Q7:In your clinical opinion, can the worker return to work and their preinjury duties and hours?---

A:No.

Q8:If in your clinical opinion the worker cannot return to their preinjury duties and hours, does the worker have a current work capacity?---

A:I note the report tended (sic) by Dr Horsley and consider the worker’s physical capacities to be in line with the recommendations made in that report.

Q9:In your clinical opinion, can the worker return to work in modified preinjury duties and/or hours?       Alternative duties and/or hours with the worker’s current or another employer?---

A:No.

Q10:If the worker can return to work in modified preinjury duties and/or hours what are your recommendations?---

A:Not relevant.

Q11:If the worker can return to work in alternative duties of hours what are your recommendations?---

A:Not relevant.

Q12:When can the worker return to work whether it is in their preinjury duties, modified preinjury duties or alternative duties?---

A:Given the worker’s long period of unemployment and continuing pain and physical restrictions, it would be prudent to make an assessment of her capacities prior to selecting a particular option.  This may lead one to a conclusion that there is either little potential or guide the worker within her capacities.

Q13:If the clinical opinion is that the worker has no work capacity, please provide your detailed clinical opinion why that is the case.---

A:Not relevant.

Q14:When should the worker’s capacity for work including return to work be reviewed?---

A:This should be done on an annual basis.
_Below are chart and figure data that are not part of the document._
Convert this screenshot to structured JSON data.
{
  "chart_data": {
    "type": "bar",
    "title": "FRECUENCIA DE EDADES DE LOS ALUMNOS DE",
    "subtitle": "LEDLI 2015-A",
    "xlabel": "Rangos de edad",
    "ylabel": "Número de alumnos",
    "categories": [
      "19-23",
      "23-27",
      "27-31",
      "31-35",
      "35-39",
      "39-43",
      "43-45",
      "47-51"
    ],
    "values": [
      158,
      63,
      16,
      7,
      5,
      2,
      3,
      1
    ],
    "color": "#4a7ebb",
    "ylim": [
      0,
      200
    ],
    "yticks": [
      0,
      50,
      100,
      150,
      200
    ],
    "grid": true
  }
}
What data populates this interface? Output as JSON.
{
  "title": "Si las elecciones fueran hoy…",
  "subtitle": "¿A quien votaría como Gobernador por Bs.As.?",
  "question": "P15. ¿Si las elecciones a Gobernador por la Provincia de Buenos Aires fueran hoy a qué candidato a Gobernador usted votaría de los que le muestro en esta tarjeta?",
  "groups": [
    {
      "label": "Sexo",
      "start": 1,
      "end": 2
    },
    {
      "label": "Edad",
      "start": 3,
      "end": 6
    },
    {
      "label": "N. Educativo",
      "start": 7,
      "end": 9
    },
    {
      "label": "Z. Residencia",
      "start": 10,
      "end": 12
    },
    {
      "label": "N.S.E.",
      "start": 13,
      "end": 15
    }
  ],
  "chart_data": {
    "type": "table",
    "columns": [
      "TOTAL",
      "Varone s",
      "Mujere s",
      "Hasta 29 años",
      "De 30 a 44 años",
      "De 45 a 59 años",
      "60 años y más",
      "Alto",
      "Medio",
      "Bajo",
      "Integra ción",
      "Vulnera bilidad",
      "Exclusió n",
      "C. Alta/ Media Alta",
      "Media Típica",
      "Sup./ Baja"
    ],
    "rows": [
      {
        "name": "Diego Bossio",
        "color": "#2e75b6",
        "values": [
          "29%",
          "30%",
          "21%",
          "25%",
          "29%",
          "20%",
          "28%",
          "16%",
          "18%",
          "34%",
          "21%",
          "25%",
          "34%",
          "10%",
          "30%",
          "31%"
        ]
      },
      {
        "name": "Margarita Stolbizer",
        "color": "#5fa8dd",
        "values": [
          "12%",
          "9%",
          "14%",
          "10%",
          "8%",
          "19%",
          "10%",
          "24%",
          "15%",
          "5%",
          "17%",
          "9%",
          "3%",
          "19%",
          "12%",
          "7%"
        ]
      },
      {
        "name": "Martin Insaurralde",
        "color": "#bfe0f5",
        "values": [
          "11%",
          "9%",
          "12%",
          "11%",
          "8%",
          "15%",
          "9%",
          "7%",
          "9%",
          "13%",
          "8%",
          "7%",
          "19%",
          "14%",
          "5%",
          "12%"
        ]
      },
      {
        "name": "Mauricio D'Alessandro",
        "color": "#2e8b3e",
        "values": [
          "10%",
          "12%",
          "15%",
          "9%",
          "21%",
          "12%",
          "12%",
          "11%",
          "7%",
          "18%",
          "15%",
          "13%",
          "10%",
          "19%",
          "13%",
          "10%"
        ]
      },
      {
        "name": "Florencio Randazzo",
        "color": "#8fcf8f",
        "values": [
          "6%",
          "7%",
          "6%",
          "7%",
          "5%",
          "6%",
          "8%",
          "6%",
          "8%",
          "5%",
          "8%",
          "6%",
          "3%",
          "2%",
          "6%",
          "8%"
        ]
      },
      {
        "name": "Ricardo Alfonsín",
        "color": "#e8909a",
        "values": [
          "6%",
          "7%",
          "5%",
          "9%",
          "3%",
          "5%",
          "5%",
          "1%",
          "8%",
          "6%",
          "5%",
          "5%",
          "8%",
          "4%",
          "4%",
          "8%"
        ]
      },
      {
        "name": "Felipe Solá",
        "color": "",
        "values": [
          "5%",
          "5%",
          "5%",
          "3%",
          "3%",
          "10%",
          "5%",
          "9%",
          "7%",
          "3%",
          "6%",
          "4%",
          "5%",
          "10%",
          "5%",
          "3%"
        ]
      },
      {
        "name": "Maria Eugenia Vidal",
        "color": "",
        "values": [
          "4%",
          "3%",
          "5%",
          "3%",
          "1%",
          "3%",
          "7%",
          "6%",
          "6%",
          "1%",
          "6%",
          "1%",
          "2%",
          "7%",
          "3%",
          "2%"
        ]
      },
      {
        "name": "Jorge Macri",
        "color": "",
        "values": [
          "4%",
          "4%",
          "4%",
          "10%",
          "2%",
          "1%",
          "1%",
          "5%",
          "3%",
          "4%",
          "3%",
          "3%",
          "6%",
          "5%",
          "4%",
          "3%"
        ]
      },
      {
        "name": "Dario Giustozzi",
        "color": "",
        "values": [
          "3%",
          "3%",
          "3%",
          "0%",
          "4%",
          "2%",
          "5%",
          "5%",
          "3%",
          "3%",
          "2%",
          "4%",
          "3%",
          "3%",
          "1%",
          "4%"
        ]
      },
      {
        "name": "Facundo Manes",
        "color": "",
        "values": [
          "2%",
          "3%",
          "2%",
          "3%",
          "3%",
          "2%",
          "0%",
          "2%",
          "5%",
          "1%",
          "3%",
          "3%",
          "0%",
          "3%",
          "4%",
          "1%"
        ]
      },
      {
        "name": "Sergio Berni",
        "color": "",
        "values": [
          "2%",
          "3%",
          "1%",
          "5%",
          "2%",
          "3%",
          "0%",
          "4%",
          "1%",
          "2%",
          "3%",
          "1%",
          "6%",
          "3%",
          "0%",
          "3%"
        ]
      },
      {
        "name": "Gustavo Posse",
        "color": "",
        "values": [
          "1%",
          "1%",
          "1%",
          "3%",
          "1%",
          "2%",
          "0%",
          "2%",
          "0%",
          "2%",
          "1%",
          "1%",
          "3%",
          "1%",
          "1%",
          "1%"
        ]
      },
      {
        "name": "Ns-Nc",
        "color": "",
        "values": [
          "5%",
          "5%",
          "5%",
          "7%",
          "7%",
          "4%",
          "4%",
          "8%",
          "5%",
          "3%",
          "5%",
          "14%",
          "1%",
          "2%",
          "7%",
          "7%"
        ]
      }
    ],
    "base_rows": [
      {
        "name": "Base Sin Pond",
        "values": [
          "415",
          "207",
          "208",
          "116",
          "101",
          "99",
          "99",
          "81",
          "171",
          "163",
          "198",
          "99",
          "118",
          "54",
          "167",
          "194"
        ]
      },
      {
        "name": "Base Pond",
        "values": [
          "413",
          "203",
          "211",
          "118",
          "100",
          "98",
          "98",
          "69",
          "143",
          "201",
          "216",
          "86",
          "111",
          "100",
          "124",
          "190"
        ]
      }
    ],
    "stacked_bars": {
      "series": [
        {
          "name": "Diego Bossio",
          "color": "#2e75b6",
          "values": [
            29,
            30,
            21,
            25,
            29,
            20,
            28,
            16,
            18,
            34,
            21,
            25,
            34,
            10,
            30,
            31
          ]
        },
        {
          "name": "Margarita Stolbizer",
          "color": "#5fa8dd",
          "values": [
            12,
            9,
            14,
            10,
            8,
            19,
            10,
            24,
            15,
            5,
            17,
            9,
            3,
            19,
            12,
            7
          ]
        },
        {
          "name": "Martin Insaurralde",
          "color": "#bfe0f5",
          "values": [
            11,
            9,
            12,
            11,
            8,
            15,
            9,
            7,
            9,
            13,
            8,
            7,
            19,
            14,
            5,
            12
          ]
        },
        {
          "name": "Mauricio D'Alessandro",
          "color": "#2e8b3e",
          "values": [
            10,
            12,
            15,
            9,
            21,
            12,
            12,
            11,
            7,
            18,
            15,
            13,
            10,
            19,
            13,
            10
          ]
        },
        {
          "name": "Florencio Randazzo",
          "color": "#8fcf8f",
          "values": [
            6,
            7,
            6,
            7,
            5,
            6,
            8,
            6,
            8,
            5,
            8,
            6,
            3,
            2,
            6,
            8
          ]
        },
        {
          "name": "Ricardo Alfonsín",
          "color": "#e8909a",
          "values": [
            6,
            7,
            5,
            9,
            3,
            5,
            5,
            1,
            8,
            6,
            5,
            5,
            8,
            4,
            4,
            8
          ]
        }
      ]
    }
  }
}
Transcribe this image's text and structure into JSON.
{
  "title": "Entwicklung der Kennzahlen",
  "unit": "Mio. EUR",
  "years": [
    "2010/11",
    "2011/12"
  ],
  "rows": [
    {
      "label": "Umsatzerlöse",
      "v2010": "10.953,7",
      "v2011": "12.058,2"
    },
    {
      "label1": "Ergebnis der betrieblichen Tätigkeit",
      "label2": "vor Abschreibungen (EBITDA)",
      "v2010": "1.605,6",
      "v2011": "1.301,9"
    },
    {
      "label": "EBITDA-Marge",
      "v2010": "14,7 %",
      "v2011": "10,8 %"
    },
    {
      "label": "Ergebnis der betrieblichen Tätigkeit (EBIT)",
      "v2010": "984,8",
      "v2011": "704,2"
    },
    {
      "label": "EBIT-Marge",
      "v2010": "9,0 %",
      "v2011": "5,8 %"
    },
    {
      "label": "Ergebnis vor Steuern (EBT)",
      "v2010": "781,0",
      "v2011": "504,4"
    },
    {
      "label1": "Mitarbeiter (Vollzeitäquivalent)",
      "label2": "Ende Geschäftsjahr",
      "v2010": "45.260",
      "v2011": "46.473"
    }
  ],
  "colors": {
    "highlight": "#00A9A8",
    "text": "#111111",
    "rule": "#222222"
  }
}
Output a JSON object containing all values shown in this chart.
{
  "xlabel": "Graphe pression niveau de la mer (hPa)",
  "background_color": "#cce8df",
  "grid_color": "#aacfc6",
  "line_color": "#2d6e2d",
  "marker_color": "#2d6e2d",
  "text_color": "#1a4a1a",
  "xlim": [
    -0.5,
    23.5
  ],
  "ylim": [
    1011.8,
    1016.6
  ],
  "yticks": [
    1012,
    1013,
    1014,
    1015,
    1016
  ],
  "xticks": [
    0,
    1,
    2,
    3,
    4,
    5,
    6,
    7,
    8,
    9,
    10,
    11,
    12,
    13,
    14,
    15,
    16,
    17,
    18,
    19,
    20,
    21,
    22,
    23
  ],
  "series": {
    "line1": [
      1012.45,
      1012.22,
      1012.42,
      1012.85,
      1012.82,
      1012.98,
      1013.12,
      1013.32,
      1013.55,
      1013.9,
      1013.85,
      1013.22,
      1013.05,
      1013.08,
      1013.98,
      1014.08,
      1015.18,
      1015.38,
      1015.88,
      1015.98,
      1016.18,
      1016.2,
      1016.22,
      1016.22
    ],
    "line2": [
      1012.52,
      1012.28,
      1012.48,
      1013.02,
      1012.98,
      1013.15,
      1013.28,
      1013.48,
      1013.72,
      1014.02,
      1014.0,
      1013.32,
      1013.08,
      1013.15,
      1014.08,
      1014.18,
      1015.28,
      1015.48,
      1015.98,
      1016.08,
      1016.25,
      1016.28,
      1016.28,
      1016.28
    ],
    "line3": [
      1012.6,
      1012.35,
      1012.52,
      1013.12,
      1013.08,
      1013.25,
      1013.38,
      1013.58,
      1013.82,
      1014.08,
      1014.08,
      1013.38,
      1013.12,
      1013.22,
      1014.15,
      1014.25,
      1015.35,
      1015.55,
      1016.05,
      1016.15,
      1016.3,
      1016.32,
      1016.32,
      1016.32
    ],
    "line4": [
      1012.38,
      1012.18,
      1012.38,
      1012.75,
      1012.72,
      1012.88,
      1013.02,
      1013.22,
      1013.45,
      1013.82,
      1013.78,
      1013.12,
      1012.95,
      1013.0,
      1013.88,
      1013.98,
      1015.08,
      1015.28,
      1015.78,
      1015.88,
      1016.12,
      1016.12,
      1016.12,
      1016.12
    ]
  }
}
Q15:Is there anything other than the worker’s injury or medical condition that is affecting their recovery including their return to work?---

A:No.”[29]

[29]CB 732

36      Dr Sheehan’s opinion about the plaintiff’s capacity for employment is that the plaintiff had at least a partial capacity for employment.  Dr Sheehan’s opinion was the plaintiff required an appropriate rehabilitation program before this capacity for part-time employment would take place.[30]

[30]CB 777

37      I have analysed these various opinions of the medical practitioners listed in the denial letter of 17 July 2013 for the purposes of assessing the reasonableness of the Insurer’s process in making its determination.  The preponderance of the medical opinions is that the plaintiff had no work capacity or required further rehabilitation programs to assist her in obtaining part-time work.

38      I find that the Insurer has not acted reasonably when assessing the medical opinions for the purposes of the claim by the plaintiff.

Procedural fairness in assessing claim

39      In the Insurer’s notes dated 27 May 2013 and 28 May 2013, it is clear the medical opinions of Dr Todhunter (10 May 2013) and Dr Sheehan (8 April 2013) were relied upon by the Insurer to make its determination published on 17 July 2013.  Neither of these reports were sent to the plaintiff or her legal advisers prior to making the decision.  As a matter of fairness, and acting reasonably, it is incumbent upon the Insurer to allow the claimant to make comment on such medical reports.[31]

[31]Sayseng v Kellogg Superannuation Pty Ltd& Anor [2003] NSWCA 945

Conclusion

40      For the above reasons, I order that the decision by the Insurer to decline the plaintiff’s claim as set out in its letter to the Trustee dated 17 July 2013 is set aside.

41      I understand the Trustee and Insurer are both bound by this decision as the submissions made on behalf of them were in harmony.

42      I will hear the parties on the future conduct of the plaintiff’s claim and costs.